Jamie Murray bags debut ATP World Tour win
The ATP World Tour Finals continued in London on Monday afternoon, with local favourite Andy Murray completing a 6-4 6-4 victory over David Ferrer.
As I mentioned in my guide to the players article Ferrer doesn’t fare well here at the O2 and against the top players in general, with a game reliant too heavily upon solidity and grinding down lesser opposition – and he does very well with it.
“He’s playing good. He was in the final [at the Paris Masters] last week”.
The Spaniard was annoyed by an incorrect overrule from umpire Cedric Mourier on the first point and found himself 15-40 down.
Murray was broken to end every set in his 7-5 7-5 6-4 defeat in July, and Ferrer suffered the same fate Monday, cracking on serve to conclude both sets.
Murray adopted a much more attacking approach that day against the Spaniard and ventured to the net more often than usual to finish off points.

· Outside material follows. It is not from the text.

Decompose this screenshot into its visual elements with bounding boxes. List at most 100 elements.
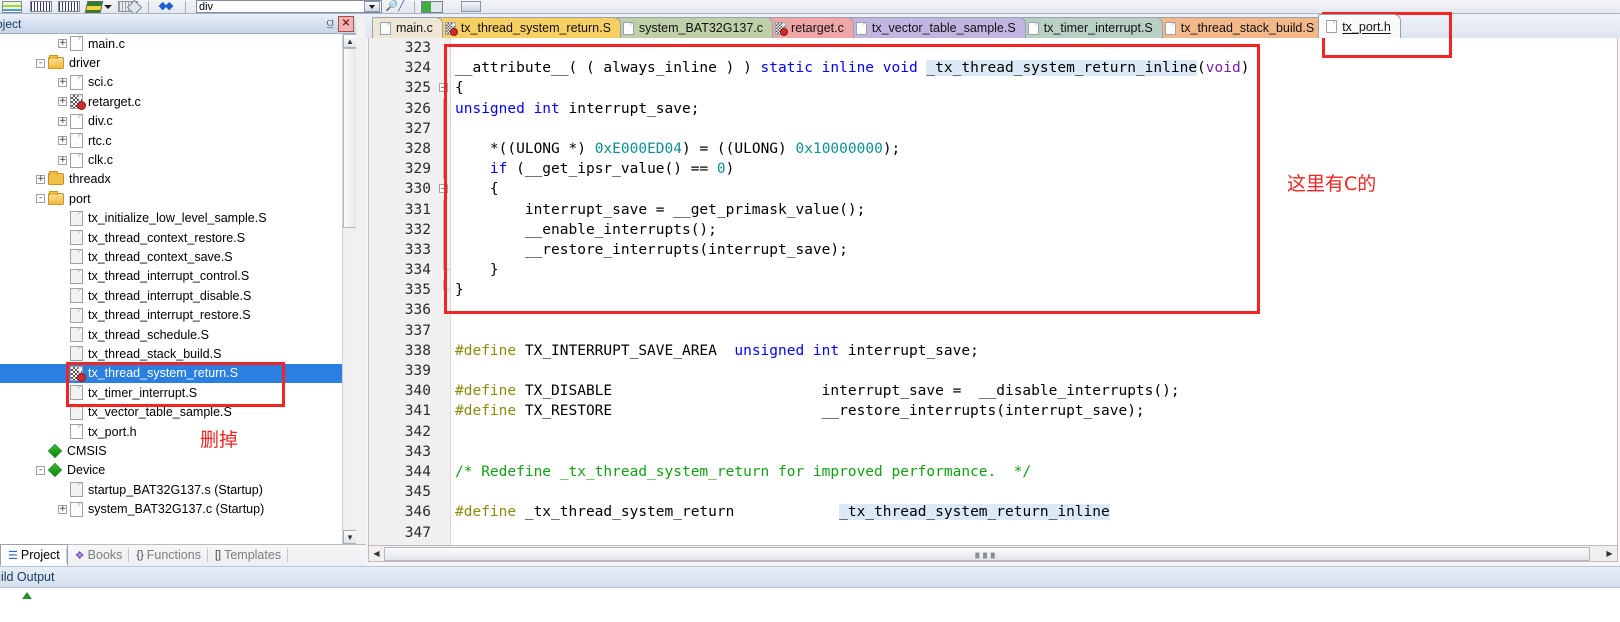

Nadal broke back in the next game and wore down Wawrinka in a marathon eighth game that lasted almost seven minutes to secure a second break that settled the set.

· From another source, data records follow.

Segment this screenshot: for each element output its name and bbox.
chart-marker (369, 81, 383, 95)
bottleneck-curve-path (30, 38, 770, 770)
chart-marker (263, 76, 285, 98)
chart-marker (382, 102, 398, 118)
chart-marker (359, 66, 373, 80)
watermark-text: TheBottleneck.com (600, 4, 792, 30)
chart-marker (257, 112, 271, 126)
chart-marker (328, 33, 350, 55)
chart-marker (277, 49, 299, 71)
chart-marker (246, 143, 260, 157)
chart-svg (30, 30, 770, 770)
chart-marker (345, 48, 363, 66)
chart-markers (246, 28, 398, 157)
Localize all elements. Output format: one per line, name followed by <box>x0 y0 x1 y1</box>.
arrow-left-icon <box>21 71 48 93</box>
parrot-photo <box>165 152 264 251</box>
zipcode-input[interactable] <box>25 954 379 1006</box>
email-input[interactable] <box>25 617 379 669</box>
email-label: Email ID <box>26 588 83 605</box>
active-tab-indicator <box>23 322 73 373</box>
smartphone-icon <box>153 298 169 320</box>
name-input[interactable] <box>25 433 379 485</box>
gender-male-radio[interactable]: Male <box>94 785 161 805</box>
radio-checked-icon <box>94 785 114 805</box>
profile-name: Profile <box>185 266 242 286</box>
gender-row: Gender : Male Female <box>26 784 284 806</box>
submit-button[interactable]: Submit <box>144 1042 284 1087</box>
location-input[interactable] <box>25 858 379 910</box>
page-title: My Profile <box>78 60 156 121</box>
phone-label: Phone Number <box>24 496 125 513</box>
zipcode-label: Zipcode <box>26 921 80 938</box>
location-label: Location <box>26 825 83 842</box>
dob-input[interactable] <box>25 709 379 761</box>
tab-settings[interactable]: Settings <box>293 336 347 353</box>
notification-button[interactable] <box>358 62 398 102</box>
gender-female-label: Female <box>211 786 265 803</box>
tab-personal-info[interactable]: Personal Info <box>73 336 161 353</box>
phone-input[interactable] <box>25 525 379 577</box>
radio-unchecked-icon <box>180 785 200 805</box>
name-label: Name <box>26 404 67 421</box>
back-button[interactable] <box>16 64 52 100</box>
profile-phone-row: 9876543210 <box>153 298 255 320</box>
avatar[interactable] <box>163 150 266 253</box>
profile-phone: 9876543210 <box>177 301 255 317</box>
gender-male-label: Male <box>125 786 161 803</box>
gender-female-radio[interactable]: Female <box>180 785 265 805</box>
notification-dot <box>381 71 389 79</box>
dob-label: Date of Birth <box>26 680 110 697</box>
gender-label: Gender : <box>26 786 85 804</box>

Besides his ace in the first game, Murray added three more, without contributing a double fault.
“The Davis Cup has been great, I’ve won a couple of Masters Series titles, my clay-court season was the best it’s ever been”.
“It was a tough match with a lot of long rallies”, he said.

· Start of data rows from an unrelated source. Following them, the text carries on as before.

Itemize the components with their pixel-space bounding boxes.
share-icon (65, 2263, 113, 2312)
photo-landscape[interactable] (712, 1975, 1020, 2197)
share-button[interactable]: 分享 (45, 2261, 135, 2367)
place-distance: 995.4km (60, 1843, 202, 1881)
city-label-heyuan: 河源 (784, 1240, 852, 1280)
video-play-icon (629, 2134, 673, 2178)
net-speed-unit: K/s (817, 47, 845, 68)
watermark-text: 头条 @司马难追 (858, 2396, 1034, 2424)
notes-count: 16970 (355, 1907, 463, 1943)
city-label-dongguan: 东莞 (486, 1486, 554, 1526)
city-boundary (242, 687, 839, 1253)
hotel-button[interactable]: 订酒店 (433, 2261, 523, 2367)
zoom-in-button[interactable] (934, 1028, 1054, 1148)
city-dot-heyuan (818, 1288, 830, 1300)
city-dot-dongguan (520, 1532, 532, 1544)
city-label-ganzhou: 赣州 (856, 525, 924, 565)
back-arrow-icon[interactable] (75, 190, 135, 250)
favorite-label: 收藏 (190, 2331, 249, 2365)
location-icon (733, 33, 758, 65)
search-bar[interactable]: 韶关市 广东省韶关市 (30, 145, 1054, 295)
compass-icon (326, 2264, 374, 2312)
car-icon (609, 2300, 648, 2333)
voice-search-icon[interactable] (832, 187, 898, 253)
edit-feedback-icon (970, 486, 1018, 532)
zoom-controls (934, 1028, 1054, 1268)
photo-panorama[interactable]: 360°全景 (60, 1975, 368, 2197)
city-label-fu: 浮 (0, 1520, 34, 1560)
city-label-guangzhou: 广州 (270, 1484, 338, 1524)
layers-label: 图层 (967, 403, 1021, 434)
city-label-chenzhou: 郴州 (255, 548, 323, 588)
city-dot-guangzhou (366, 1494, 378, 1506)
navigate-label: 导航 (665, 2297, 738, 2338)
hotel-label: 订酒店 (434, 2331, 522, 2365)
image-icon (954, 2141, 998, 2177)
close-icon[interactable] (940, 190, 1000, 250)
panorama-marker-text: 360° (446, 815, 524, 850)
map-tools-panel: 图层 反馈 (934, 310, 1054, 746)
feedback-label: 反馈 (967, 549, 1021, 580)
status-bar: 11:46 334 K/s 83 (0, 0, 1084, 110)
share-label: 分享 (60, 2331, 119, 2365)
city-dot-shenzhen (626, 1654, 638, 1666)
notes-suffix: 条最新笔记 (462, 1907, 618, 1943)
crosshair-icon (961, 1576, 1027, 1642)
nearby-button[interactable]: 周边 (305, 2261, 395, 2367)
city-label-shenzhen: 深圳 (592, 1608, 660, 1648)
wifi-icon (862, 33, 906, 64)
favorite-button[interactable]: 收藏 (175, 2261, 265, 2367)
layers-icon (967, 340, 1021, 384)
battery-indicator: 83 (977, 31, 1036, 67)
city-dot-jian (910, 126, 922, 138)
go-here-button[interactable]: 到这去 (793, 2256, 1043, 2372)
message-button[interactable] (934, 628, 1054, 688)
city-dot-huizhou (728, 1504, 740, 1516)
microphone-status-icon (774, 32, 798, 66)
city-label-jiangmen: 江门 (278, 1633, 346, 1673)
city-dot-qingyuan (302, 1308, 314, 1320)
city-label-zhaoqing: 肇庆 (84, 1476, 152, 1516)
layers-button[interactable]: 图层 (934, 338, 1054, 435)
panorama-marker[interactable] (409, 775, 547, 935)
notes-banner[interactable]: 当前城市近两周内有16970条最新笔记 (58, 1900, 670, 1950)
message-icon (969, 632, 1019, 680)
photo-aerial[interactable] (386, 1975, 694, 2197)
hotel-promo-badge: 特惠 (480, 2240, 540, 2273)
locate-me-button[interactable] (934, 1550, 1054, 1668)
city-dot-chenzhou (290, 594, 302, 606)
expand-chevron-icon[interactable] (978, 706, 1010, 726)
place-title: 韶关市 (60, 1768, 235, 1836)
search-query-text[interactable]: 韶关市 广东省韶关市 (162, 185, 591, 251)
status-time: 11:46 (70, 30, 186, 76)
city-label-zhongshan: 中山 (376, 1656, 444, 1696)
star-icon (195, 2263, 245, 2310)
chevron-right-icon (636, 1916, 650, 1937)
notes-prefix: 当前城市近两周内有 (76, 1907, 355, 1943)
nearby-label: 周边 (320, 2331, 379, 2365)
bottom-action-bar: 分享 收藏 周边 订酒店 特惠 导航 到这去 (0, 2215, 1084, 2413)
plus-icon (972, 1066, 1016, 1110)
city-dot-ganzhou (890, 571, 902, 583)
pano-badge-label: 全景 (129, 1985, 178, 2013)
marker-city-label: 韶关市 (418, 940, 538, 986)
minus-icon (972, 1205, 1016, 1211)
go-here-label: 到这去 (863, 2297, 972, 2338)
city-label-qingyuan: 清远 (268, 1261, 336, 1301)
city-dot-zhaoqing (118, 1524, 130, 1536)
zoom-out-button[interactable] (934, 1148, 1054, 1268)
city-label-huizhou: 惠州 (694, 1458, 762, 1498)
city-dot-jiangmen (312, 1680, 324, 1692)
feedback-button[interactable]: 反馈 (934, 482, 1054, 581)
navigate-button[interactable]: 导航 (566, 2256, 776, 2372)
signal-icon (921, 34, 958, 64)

However, despite recovering from being 4-1 down to 4-3 in the second set, an error from Murray handed their Italian opponents another break opportunity, which they duly converted to force the encounter into a first to 10 points match tie-breaker.
“For sure I will have to play better, but you never know”.
In contrast to Nadal’s struggles, Wawrinka has been in the best form of his life, winning four titles including his second Grand Slam, and the world number four was hoping to cap his year by reaching the final of the Tour Finals for the first time. I feel good just now.